Why does Welch's Grape Jelly get a C+ if it's basically sugar?

Read the grade in reverse. The C+ (69/100) isn't a health endorsement — it's what's left after the dimensions that don't apply to a jelly fall away. With 0g fat and only 15mg of sodium per serving, the saturated-fat and sodium columns both score A+ simply because there's nothing in them to penalize. The dimension that actually describes this product — sugar — fails. A jelly can't score badly on fat or salt because it never had any; that absence quietly inflates the average.

How much sugar is in Welch's Concord Grape Jelly?

About 5g per 1 Tbsp serving — and since a tablespoon of jelly weighs only 17g, that means more than a quarter of the jar's weight is sugar (roughly 26g per 100g). The label is just grapes (pressed to juice) plus added sugar, so essentially all of it is sugar — the strained juice keeps little of the whole grape — which is why the sugar dimension scores an F. This is, functionally, sugar you can spread.

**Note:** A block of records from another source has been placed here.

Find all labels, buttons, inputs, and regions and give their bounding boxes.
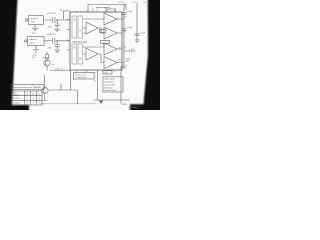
- svg-text:0: 0: [27, 103, 28, 105]
- svg-text:2: 2: [67, 39, 68, 41]
- svg-text:input: input: [30, 42, 35, 45]
- svg-text:15: 15: [104, 8, 106, 10]
- svg-text:10n: 10n: [118, 48, 121, 50]
- svg-text:(a): (a): [144, 2, 147, 4]
- svg-text:4.7µF: 4.7µF: [140, 32, 146, 34]
- svg-text:0.1µF: 0.1µF: [127, 11, 133, 13]
- svg-text:12: 12: [94, 80, 96, 82]
- svg-text:(4): (4): [124, 31, 127, 33]
- svg-text:camera 1: camera 1: [29, 17, 39, 20]
- svg-text:TDA8440J: TDA8440J: [72, 41, 88, 44]
- svg-text:1: 1: [67, 17, 68, 19]
- svg-text:BC548: BC548: [43, 58, 50, 60]
- svg-text:1: 1: [33, 103, 34, 105]
- svg-text:10: 10: [94, 72, 96, 74]
- svg-text:+12 V: +12 V: [118, 2, 124, 4]
- svg-text:+12 V: +12 V: [132, 2, 138, 4]
- svg-text:75Ω: 75Ω: [32, 33, 36, 35]
- svg-text:75Ω 1 Vpp: 75Ω 1 Vpp: [104, 87, 113, 89]
- svg-text:(5): (5): [124, 47, 127, 49]
- svg-text:switch control: switch control: [75, 74, 86, 77]
- svg-text:8: 8: [86, 72, 87, 74]
- svg-text:10n: 10n: [118, 60, 121, 62]
- svg-text:output signal: output signal: [104, 78, 115, 81]
- svg-text:9874б5-2: 9874б5-2: [128, 106, 140, 110]
- svg-text:11: 11: [94, 76, 96, 78]
- svg-text:10µF 25V: 10µF 25V: [47, 34, 56, 36]
- svg-text:220n: 220n: [48, 47, 52, 49]
- svg-text:mode sel: mode sel: [55, 69, 63, 71]
- svg-text:from µP port: from µP port: [77, 76, 87, 79]
- svg-text:16: 16: [96, 8, 98, 10]
- svg-text:selected: selected: [12, 93, 18, 96]
- svg-text:0: 0: [33, 98, 34, 100]
- svg-text:220n: 220n: [48, 27, 52, 29]
- svg-text:(2): (2): [124, 17, 127, 19]
- svg-text:10k: 10k: [51, 64, 54, 66]
- svg-text:1: 1: [39, 103, 40, 105]
- svg-text:87465: 87465: [122, 104, 127, 106]
- svg-text:1W: 1W: [32, 57, 35, 59]
- svg-text:to monitor or: to monitor or: [104, 81, 114, 84]
- svg-text:(1): (1): [60, 9, 63, 11]
- svg-text:input: input: [31, 21, 36, 24]
- svg-text:10µF 25V: 10µF 25V: [47, 13, 56, 15]
- svg-text:9: 9: [76, 72, 77, 74]
- svg-text:1: 1: [27, 98, 28, 100]
- svg-text:camera 2: camera 2: [29, 38, 39, 41]
- svg-text:0.1µF: 0.1µF: [127, 27, 133, 29]
- svg-text:camera 1: camera 1: [12, 97, 19, 100]
- svg-text:1: 1: [39, 98, 40, 100]
- svg-text:switched video: switched video: [104, 89, 116, 92]
- svg-text:video recorder: video recorder: [104, 85, 116, 87]
- svg-text:switching functions of the TDA: switching functions of the TDA8440: [12, 86, 40, 89]
- svg-text:camera 2: camera 2: [12, 101, 19, 104]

Is grape jelly healthier than it looks because it's made from fruit?

Not really. 'Made with real fruit' is true, but jelly is made from grape juice (the fiber and most of the whole-fruit value are strained out) and then sweetened further with added sugar. What's left is concentrated sugar with grape flavor. Whole grapes — or even unsweetened 100% fruit spread — keep more of the fruit and add far less sugar.

Is Welch's Grape Jelly keto-friendly?

By the per-tablespoon numbers (5g carbs, all sugar) a single thin scrape can fit a low-carb day, but that's the catch: it's only 'low-carb' if you keep the portion tiny. Jelly is almost pure sugar by weight, so a normal sandwich-sized spread climbs quickly. For keto, it's the kind of thing you measure, not pour.

What's the honest way to use it?

As a flavor accent, not a food group. A thin scrape on toast or a thumbprint cookie is a small, controlled hit of sweetness — perfectly fine. The trouble is treating it as a wholesome 'fruit' serving and spreading it thick. The portion is the whole story: a light scrape is a treat; a heavy layer is a spoonful of sugar.

When was this data last verified?

2026-06-06, against USDA FoodData Central FDC 1850324. We re-verify top-traffic pages monthly and update within 7 days when a manufacturer reformulates.